Потом молодожены отправятся в дом Морганов, который к этому дню будет как новенький. Так говорит Джерри. Хотя Элси подозревала, что в этом он немного лукавит – хорошо, если удастся подновить крышу и заменить рассохшиеся ступени крыльца. Ибо Джерри беден, как только может быть беден путевой обходчик, сделавший блестящую карьеру, поднявшись до помощника машиниста. И она бедна, как только может быть бедна девушка, приехавшая их глухого техасского угла в большой город, чтобы стать белошвейкой. Но они любят друг друга и сразу после Рождества поженятся, а там и Джерри повысят до машиниста. Что потом? Она будет ухаживать за домом и детьми, а в дни, когда Джерри не придется уноситься в прерию, чтобы разорвать своим поездом бельевую веревку горизонта, они будут спускаться по косогору к яхт-клубу и забираться в лодку. Джерри поднимет паруса, и в их тени семья Морган будет вкушать все радости жизни.

Завтра она поедет в Морган-Крик. Джерри уже там: готовит лодку – к гонке, а дом – к проживанию в нем.
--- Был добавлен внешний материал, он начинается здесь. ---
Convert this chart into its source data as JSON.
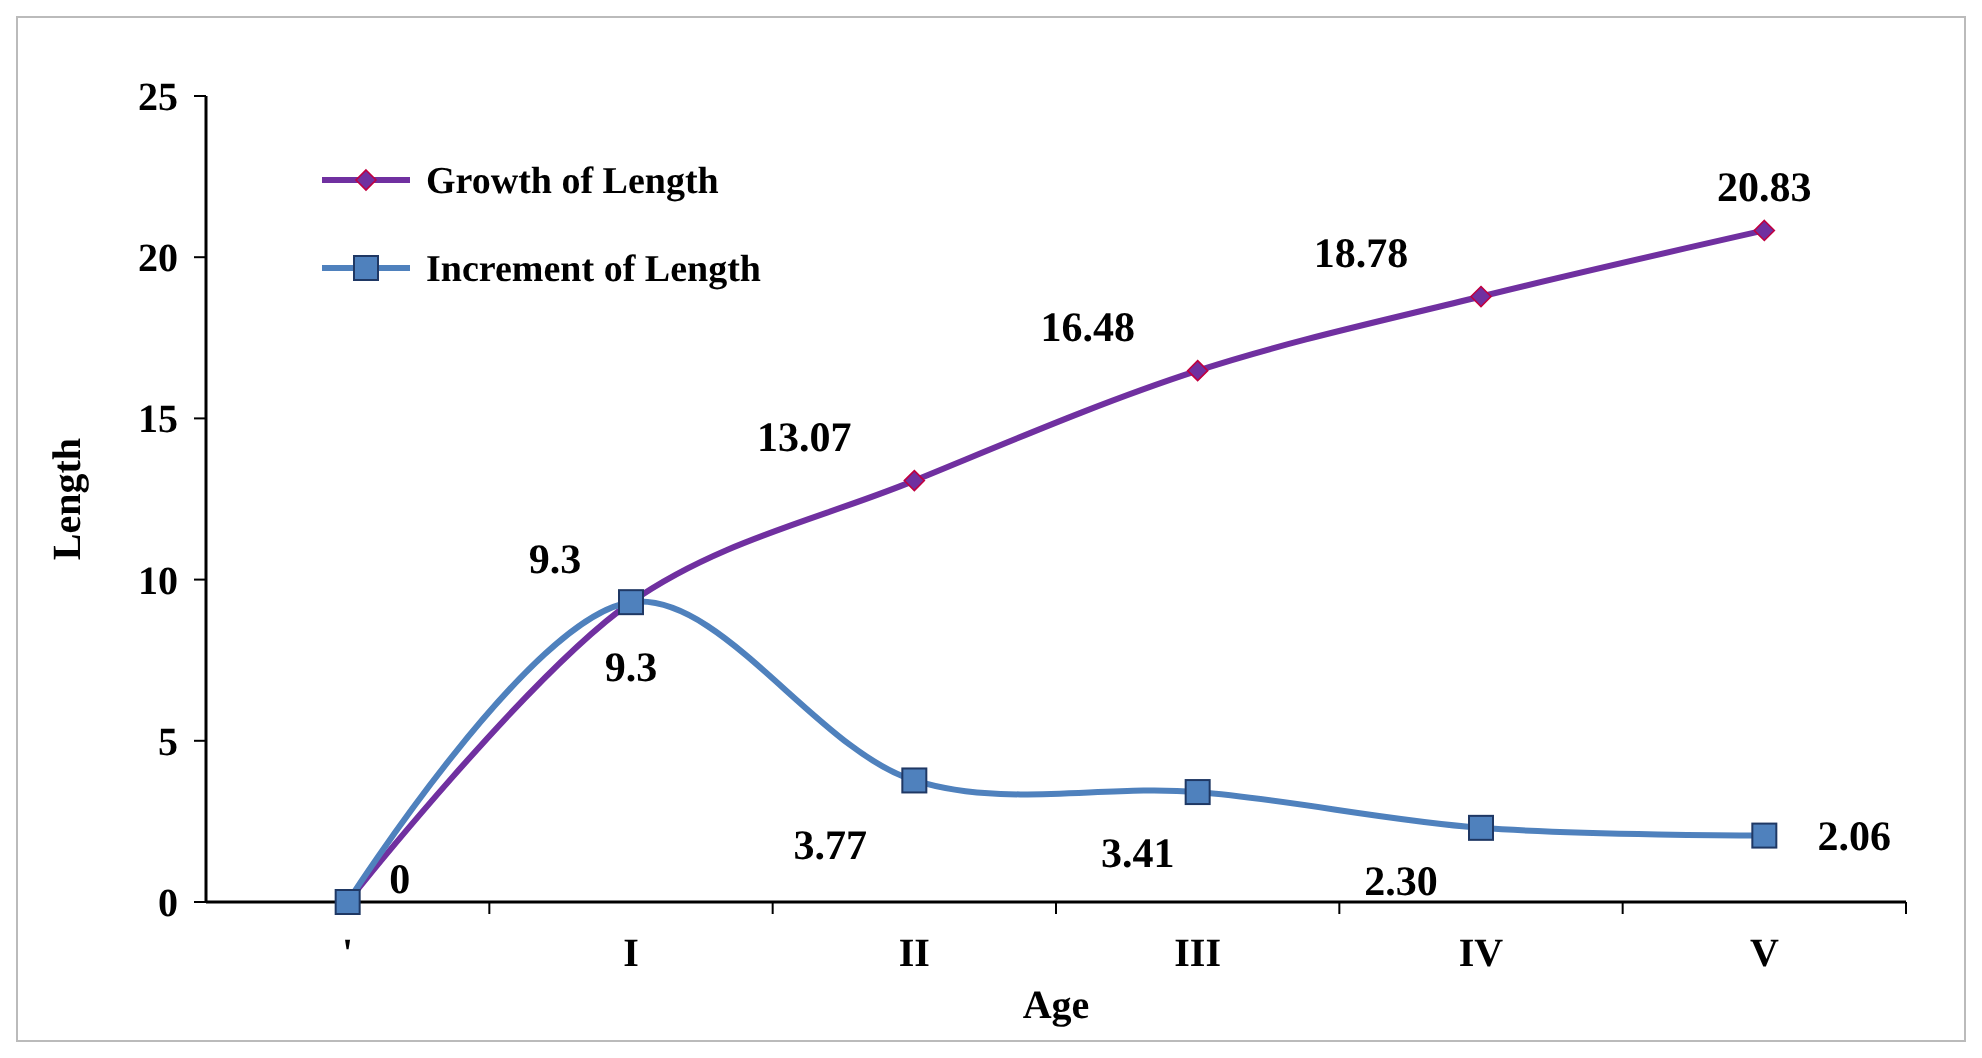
{
  "chart_data": {
    "type": "line",
    "xlabel": "Age",
    "ylabel": "Length",
    "categories": [
      "'",
      "I",
      "II",
      "III",
      "IV",
      "V"
    ],
    "ylim": [
      0,
      25
    ],
    "yticks": [
      0,
      5,
      10,
      15,
      20,
      25
    ],
    "grid": false,
    "legend": "top left",
    "series": [
      {
        "name": "Growth of Length",
        "color": "#7030a0",
        "marker": "diamond",
        "values": [
          0,
          9.3,
          13.07,
          16.48,
          18.78,
          20.83
        ],
        "value_labels": [
          null,
          "9.3",
          "13.07",
          "16.48",
          "18.78",
          "20.83"
        ]
      },
      {
        "name": "Increment of Length",
        "color": "#4f81bd",
        "marker": "square",
        "values": [
          0,
          9.3,
          3.77,
          3.41,
          2.3,
          2.06
        ],
        "value_labels": [
          "0",
          "9.3",
          "3.77",
          "3.41",
          "2.30",
          "2.06"
        ]
      }
    ]
  }
}
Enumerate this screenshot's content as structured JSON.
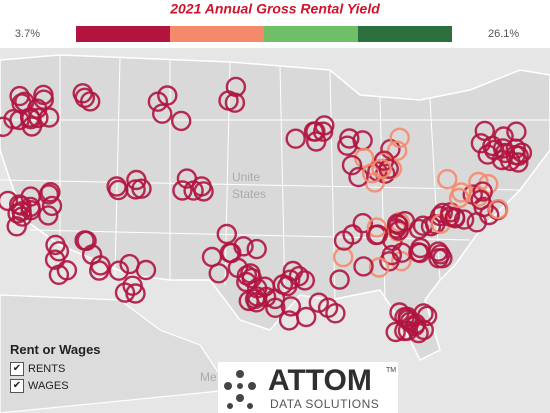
{
  "title": "2021 Annual Gross Rental Yield",
  "legend": {
    "min_label": "3.7%",
    "max_label": "26.1%",
    "colors": [
      "#b0143f",
      "#f4896b",
      "#6fbf69",
      "#2b6f3f"
    ]
  },
  "map_labels": [
    "Unite",
    "States",
    "Me"
  ],
  "filter": {
    "title": "Rent or Wages",
    "options": [
      "RENTS",
      "WAGES"
    ]
  },
  "logo": {
    "name": "ATTOM",
    "mark": "TM",
    "tagline": "DATA SOLUTIONS"
  }
}
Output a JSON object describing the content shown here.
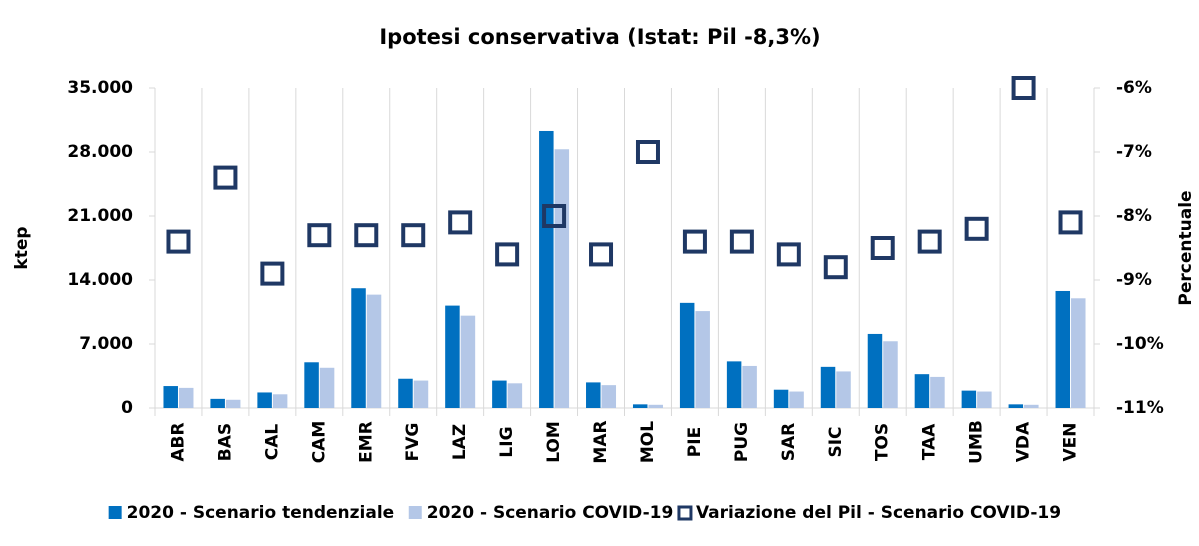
{
  "chart_data": {
    "type": "bar",
    "title": "Ipotesi conservativa (Istat: Pil -8,3%)",
    "y_label": "ktep",
    "y2_label": "Percentuale",
    "categories": [
      "ABR",
      "BAS",
      "CAL",
      "CAM",
      "EMR",
      "FVG",
      "LAZ",
      "LIG",
      "LOM",
      "MAR",
      "MOL",
      "PIE",
      "PUG",
      "SAR",
      "SIC",
      "TOS",
      "TAA",
      "UMB",
      "VDA",
      "VEN"
    ],
    "series": [
      {
        "name": "2020 - Scenario tendenziale",
        "color": "#0070c0",
        "values": [
          2400,
          1000,
          1700,
          5000,
          13100,
          3200,
          11200,
          3000,
          30300,
          2800,
          400,
          11500,
          5100,
          2000,
          4500,
          8100,
          3700,
          1900,
          400,
          12800
        ]
      },
      {
        "name": "2020 - Scenario COVID-19",
        "color": "#b4c7e7",
        "values": [
          2200,
          900,
          1500,
          4400,
          12400,
          3000,
          10100,
          2700,
          28300,
          2500,
          350,
          10600,
          4600,
          1800,
          4000,
          7300,
          3400,
          1800,
          350,
          12000
        ]
      },
      {
        "name": "Variazione del Pil - Scenario COVID-19",
        "color": "#1f3864",
        "axis": "y2",
        "values": [
          -8.4,
          -7.4,
          -8.9,
          -8.3,
          -8.3,
          -8.3,
          -8.1,
          -8.6,
          -8.0,
          -8.6,
          -7.0,
          -8.4,
          -8.4,
          -8.6,
          -8.8,
          -8.5,
          -8.4,
          -8.2,
          -6.0,
          -8.1
        ]
      }
    ],
    "ylim": [
      0,
      35000
    ],
    "yticks": [
      0,
      {
        "value": 7000,
        "label": "7.000"
      },
      {
        "value": 14000,
        "label": "14.000"
      },
      {
        "value": 21000,
        "label": "21.000"
      },
      {
        "value": 28000,
        "label": "28.000"
      },
      {
        "value": 35000,
        "label": "35.000"
      }
    ],
    "y2lim": [
      -11,
      -6
    ],
    "y2ticks": [
      {
        "value": -11,
        "label": "-11%"
      },
      {
        "value": -10,
        "label": "-10%"
      },
      {
        "value": -9,
        "label": "-9%"
      },
      {
        "value": -8,
        "label": "-8%"
      },
      {
        "value": -7,
        "label": "-7%"
      },
      {
        "value": -6,
        "label": "-6%"
      }
    ],
    "legend": "bottom"
  }
}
Она остановится e клубного сторожа, а утром придет на причал, чтобы увидеть, как ее будущий муж в числе других яхтсменов отправится на битву, наградой в которой станет Кубок озера Карачуа.

Элси расправила край платья. Пока совсем не стемнело, надо закончить. И еще позаботиться о шлейфе.

* * *

Джерри Морган был высок, красив и невезуч. Удача отвернулась от него еще в детстве, и с тех пор эта важная дама с не свойственным ей постоянством словно забыла о существовании одного из своих подданных.